こうした背景があり、ロシア向けランクルが、日本市場に一部割り当てられる可能性があるという。一部では、年単位で納期が短縮されるという声もあるが、実際にはどれほどの影響があるのだろうか。
■ランクル販売台数は世界第4位のロシア
世界各地域における、ランクルの販売台数を見ていこう。
日本では2019年に2700台、2021年には2500台という販売台数だ。
世界の中で、最も多いのは中近東地域で、2019年には9万5900台、2021年でも4万9700台を販売しており、その3分の1はU.A.Eが占めている。オセアニア地域も2020年には2万8700台を記録し、2021年は1万3700台、うち1万2700台がオーストラリアで販売された。
ロシアは、2021年に欧州地域で販売された5800台のうち、3600台を売る巨大市場だ。欧州向けランクルの半数以上をロシアで販売し、その台数は世界で4番目に多い。
ロシアへの禁輸と、現地法人の営業停止が決まったことで、他地域へランクルを融通する可能性が高まってきた。具体的な時期や、台数の規模は分かっていないが、もしもこうした動きが現実に起これば、超長納期となっているランクル300のデリバリーが、大きく前倒しされるのは間違いない。
■販売現場への通達は? 納期短縮可能性をどう見るか
ランクルは、レクサスLXと同じ愛知県豊田市の「吉原工場」で生産されている。吉原工場は、2022年3月、部品供給や福島県沖地震に伴う影響で、21日~25日まで稼働を停止した。4月の稼働停止予定は入っていないが、今後も、生産に対してどのような動きがあるかは読み切れない。
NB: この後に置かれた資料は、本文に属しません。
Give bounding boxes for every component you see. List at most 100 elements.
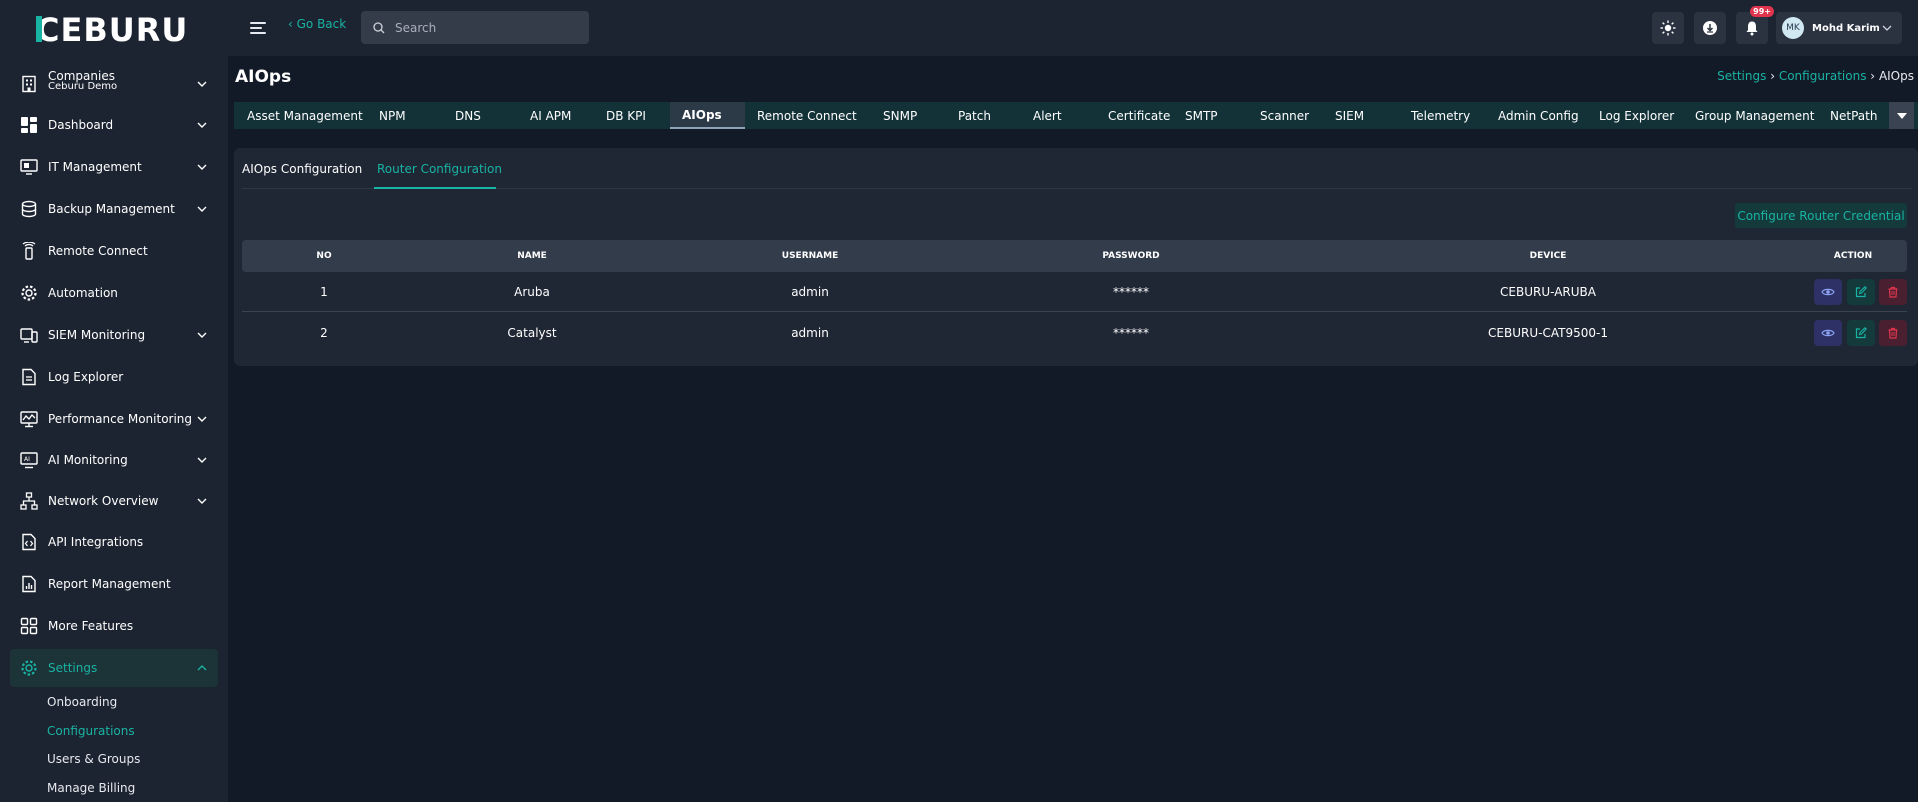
sidebar-item-ai-monitoring[interactable]: AI AI Monitoring [10,441,218,479]
search-box[interactable] [361,11,589,44]
tab-netpath[interactable]: NetPath [1824,102,1883,129]
building-icon [22,75,36,93]
config-tabs: Asset Management NPM DNS AI APM DB KPI A… [234,102,1918,129]
chevron-up-icon [197,665,207,671]
sidebar-item-dashboard[interactable]: Dashboard [10,106,218,144]
tab-certificate[interactable]: Certificate [1102,102,1176,129]
sidebar-item-performance-monitoring[interactable]: Performance Monitoring [10,400,218,438]
tab-admin-config[interactable]: Admin Config [1492,102,1585,129]
edit-icon [1855,286,1867,298]
delete-button[interactable] [1879,279,1907,305]
more-tabs-button[interactable] [1889,102,1914,129]
tab-npm[interactable]: NPM [373,102,412,129]
ceburu-logo[interactable]: CEBURU [36,10,198,48]
tab-telemetry[interactable]: Telemetry [1405,102,1476,129]
column-header-name: NAME [517,251,547,261]
cell-password: ****** [1113,326,1149,340]
edit-button[interactable] [1847,279,1875,305]
trash-icon [1888,286,1898,298]
sidebar-item-siem-monitoring[interactable]: SIEM Monitoring [10,316,218,354]
caret-down-icon [1896,112,1907,119]
sidebar-item-it-management[interactable]: IT Management [10,148,218,186]
tab-siem[interactable]: SIEM [1329,102,1370,129]
gear-icon [21,285,37,301]
sidebar-item-backup-management[interactable]: Backup Management [10,190,218,228]
menu-toggle-icon[interactable] [246,16,270,40]
sidebar-item-settings[interactable]: Settings [10,649,218,687]
tab-log-explorer[interactable]: Log Explorer [1593,102,1680,129]
top-bar: CEBURU ‹ Go Back 99+ MK Mohd Karim [0,0,1918,56]
tab-db-kpi[interactable]: DB KPI [600,102,652,129]
settings-gear-icon [21,660,37,676]
breadcrumb-settings[interactable]: Settings [1717,69,1766,83]
avatar: MK [1782,17,1804,39]
configure-router-credential-button[interactable]: Configure Router Credential [1735,203,1907,228]
notification-badge: 99+ [1750,6,1774,17]
download-button[interactable] [1694,12,1726,44]
tab-patch[interactable]: Patch [952,102,997,129]
go-back-link[interactable]: ‹ Go Back [288,17,346,31]
edit-button[interactable] [1847,320,1875,346]
tab-alert[interactable]: Alert [1027,102,1068,129]
cell-name: Catalyst [507,326,557,340]
column-header-action: ACTION [1833,251,1873,261]
breadcrumb-separator: › [1870,69,1876,83]
sidebar-item-label: Performance Monitoring [48,412,193,426]
sidebar-item-report-management[interactable]: Report Management [10,565,218,603]
sidebar-item-label: Log Explorer [48,370,124,384]
subtab-aiops-configuration[interactable]: AIOps Configuration [242,162,362,176]
tab-smtp[interactable]: SMTP [1179,102,1224,129]
active-subtab-indicator [374,187,496,189]
monitor-chart-icon [20,411,38,428]
breadcrumb-configurations[interactable]: Configurations [1779,69,1867,83]
sidebar-subitem-manage-billing[interactable]: Manage Billing [47,781,135,795]
sidebar-item-more-features[interactable]: More Features [10,607,218,645]
tab-scanner[interactable]: Scanner [1254,102,1315,129]
notifications-button[interactable]: 99+ [1736,6,1774,44]
cell-device: CEBURU-ARUBA [1500,285,1596,299]
bell-icon [1746,21,1758,36]
document-icon [22,368,36,386]
trash-icon [1888,327,1898,339]
tab-group-management[interactable]: Group Management [1689,102,1820,129]
chevron-down-icon [197,332,207,338]
sidebar-item-api-integrations[interactable]: API Integrations [10,523,218,561]
sidebar-item-automation[interactable]: Automation [10,274,218,312]
sidebar-subitem-onboarding[interactable]: Onboarding [47,695,117,709]
cell-no: 1 [320,285,328,299]
sidebar-item-log-explorer[interactable]: Log Explorer [10,358,218,396]
search-input[interactable] [395,20,575,35]
tab-ai-apm[interactable]: AI APM [524,102,577,129]
chevron-down-icon [197,122,207,128]
theme-toggle-button[interactable] [1652,12,1684,44]
column-header-password: PASSWORD [1102,251,1160,261]
sidebar-item-label: IT Management [48,160,142,174]
user-menu[interactable]: MK Mohd Karim [1776,12,1902,44]
sidebar-item-label: Automation [48,286,118,300]
sidebar-subitem-users-groups[interactable]: Users & Groups [47,752,140,766]
sidebar-item-companies[interactable]: Companies Ceburu Demo [10,62,218,106]
chevron-down-icon [197,457,207,463]
chevron-down-icon [1882,25,1892,31]
server-icon [20,159,38,175]
tab-asset-management[interactable]: Asset Management [241,102,369,129]
subtab-router-configuration[interactable]: Router Configuration [377,162,502,176]
sidebar-subitem-configurations[interactable]: Configurations [47,724,135,738]
tab-remote-connect[interactable]: Remote Connect [751,102,863,129]
view-button[interactable] [1814,279,1842,305]
column-header-username: USERNAME [781,251,839,261]
sidebar-item-label: API Integrations [48,535,144,549]
delete-button[interactable] [1879,320,1907,346]
chevron-down-icon [197,416,207,422]
tab-snmp[interactable]: SNMP [877,102,923,129]
user-name: Mohd Karim [1812,22,1880,34]
tab-aiops[interactable]: AIOps [670,102,745,129]
sidebar-item-remote-connect[interactable]: Remote Connect [10,232,218,270]
breadcrumb: Settings › Configurations › AIOps [1717,69,1914,83]
tab-dns[interactable]: DNS [449,102,487,129]
search-icon [373,21,385,33]
chevron-down-icon [197,206,207,212]
view-button[interactable] [1814,320,1842,346]
sidebar-item-network-overview[interactable]: Network Overview [10,482,218,520]
cell-password: ****** [1113,285,1149,299]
ロシアに対する禁輸措置については、トヨタ販売店内でも話題になっている。輸出予定だったランクルや、これから生産されるランクルの割り当てが変わり、納期が少しでも短縮することを期待しているようだ。
ただし、4月7日現在、販売店に対して、ランクルの納期が短くなるという通達は入っていないという。また、販売店とメーカー間で管理されている、受注車両の完成予定や配送予定を知らせるシステムでも、納期の大きな短縮は確認されていない。
いつまで禁輸措置が続くかは不透明な部分もあり、部品供給も安定せず生産工場の稼働停止もありうる。仮に、国内向けランクルへの割り当てが増え、納期が大幅に短縮されるとしても、大々的に納期短縮という発表を行わないのではないかと筆者は考える。
短縮できると公言したものの、大した変化が見られず、ユーザーや販売店をぬか喜びさせるのも酷だろう。
このまま4年という発表は続けながら、内部的に少しずつ納期を短縮させていく可能性はあるが、ロシア貿易が向こう10年程度出来ないという状況にでもならない限り、正式な納期目途短縮に対する発表は見送られると思う。
混沌とする世界情勢は、私たちの生活に様々な影響を与えてきた。ランクルの納期短縮に関しては、現状「可能性がある」という程度に収めたほうがよさそうだ。
手探り感の強い貿易事情に対して、トヨタが今後どのような判断を下すのか。その動向に注目していきたい。